私の場合は今wifiを使っています。この場合は、通常wifi0という行を探します。以下です。
この192.168.3.163というのが私のPCの(ローカルの)IPアドレスです。
有線LANの場合は通常eth0を探します。以下です。
但し、今はLANケーブルは接続されていないのでこのIPアドレスは有効ではありません。
pingコマンドで自分との接続確認
以下のようなコマンドを入力します。
$ ping 自分のIPアドレス
私の場合は、wifiで接続しているので以下です。
$ ping 192.168.3.163
以下のようになりました。これが正常に通信出来ている状態です。つまり自分のIPアドレスはここでは192.168.3.168ということです。
Ctrlキー+Cで中断して下さい。
このpingコマンドで有効でないアドレスを入力をするとエラーメッセージかレスポンスがないかになります。
他のPCやスマホからアクセス
これが本題です。まずは他のPCやスマホを同じネットワークに接続します。私の場合は同じwifiにタブレットを接続しました。
(私の場合はタブレットの)ブラウザのURLに以下を入力します。8000というのはポート番号というものでこの場合はPythonで起動したWebサーバのプログラムのことを指定しています。

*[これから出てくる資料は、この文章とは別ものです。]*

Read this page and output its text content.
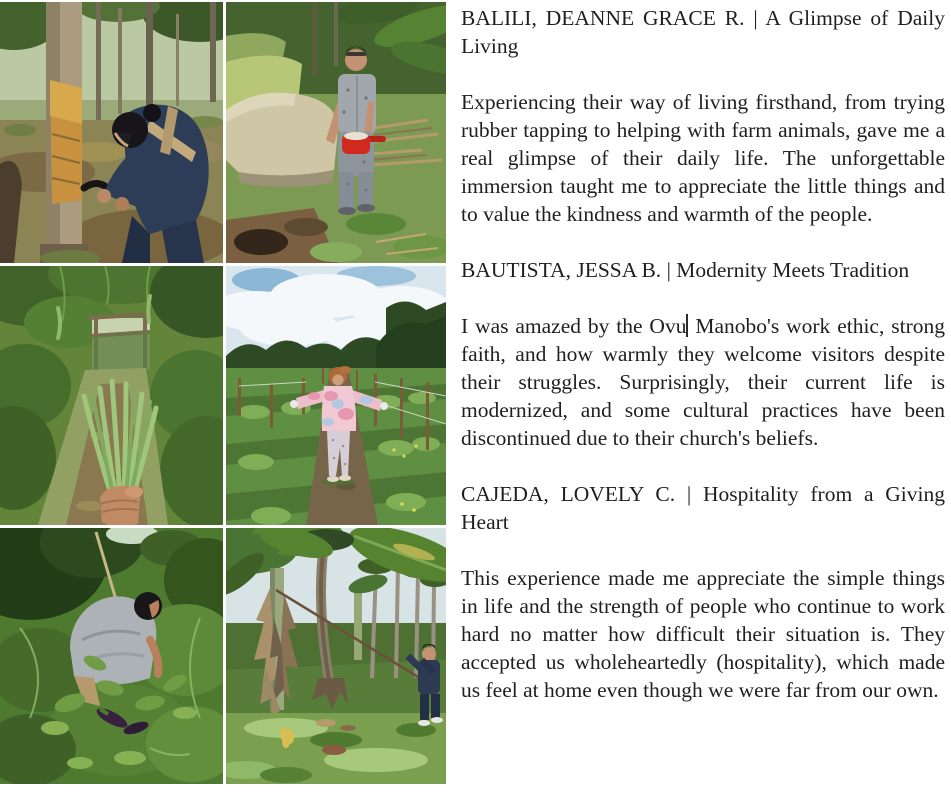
BALILI, DEANNE GRACE R. | A Glimpse of Daily Living

Experiencing their way of living firsthand, from trying rubber tapping to helping with farm animals, gave me a real glimpse of their daily life. The unforgettable immersion taught me to appreciate the little things and to value the kindness and warmth of the people.

BAUTISTA, JESSA B. | Modernity Meets Tradition

I was amazed by the Ovu Manobo's work ethic, strong faith, and how warmly they welcome visitors despite their struggles. Surprisingly, their current life is modernized, and some cultural practices have been discontinued due to their church's beliefs.

CAJEDA, LOVELY C. | Hospitality from a Giving Heart

This experience made me appreciate the simple things in life and the strength of people who continue to work hard no matter how difficult their situation is. They accepted us wholeheartedly (hospitality), which made us feel at home even though we were far from our own.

http://webサーバのPCのIPアドレス:8000/index.html
今の私の場合は以下です。
http://192.168.3.163:8000/index.html
以下のように表示出来ました。ローカルエリア内ですが自分のWebサーバに別のクライアントからアクセス出来たということです。
Webサーバの画面では以下のようにログ(実行経過)が表示されました。何回も再表示させたのでログとして何行も残っています。
※PCのセキュリティソフトやその他の制限で接続、表示出来ない場合があると思います。その場合は、セキュリティで遮断されなければこのように表示出来るとご理解下さい。
またその場合は、Webサーバを動かしているPCのブラウザで上記のようにIPアドレスを指定して表示させてみて下さい。URLにIPアドレスが指定出来るということが見えればいいと思います。
http://localhost:8000/index.html
これを以下のように入力します。
http://192.168.3.163:8000/index.html
以下のように表示されます。
まとめ的に
PythonでWebプログラミングの基礎というテーマで書いていますが、そのベースにインターネットのプロトコル(通信規約)のTCP/IPが存在するということも重要です。このTCP/IPの全てではなくても、必要な部分を理解した上でないとPythonでのWebプログラミングも難しくなってくるということです。
このTCP/IPについても書いていきたいですが、次回はひとまず動的ページの生成というテーマで書きます。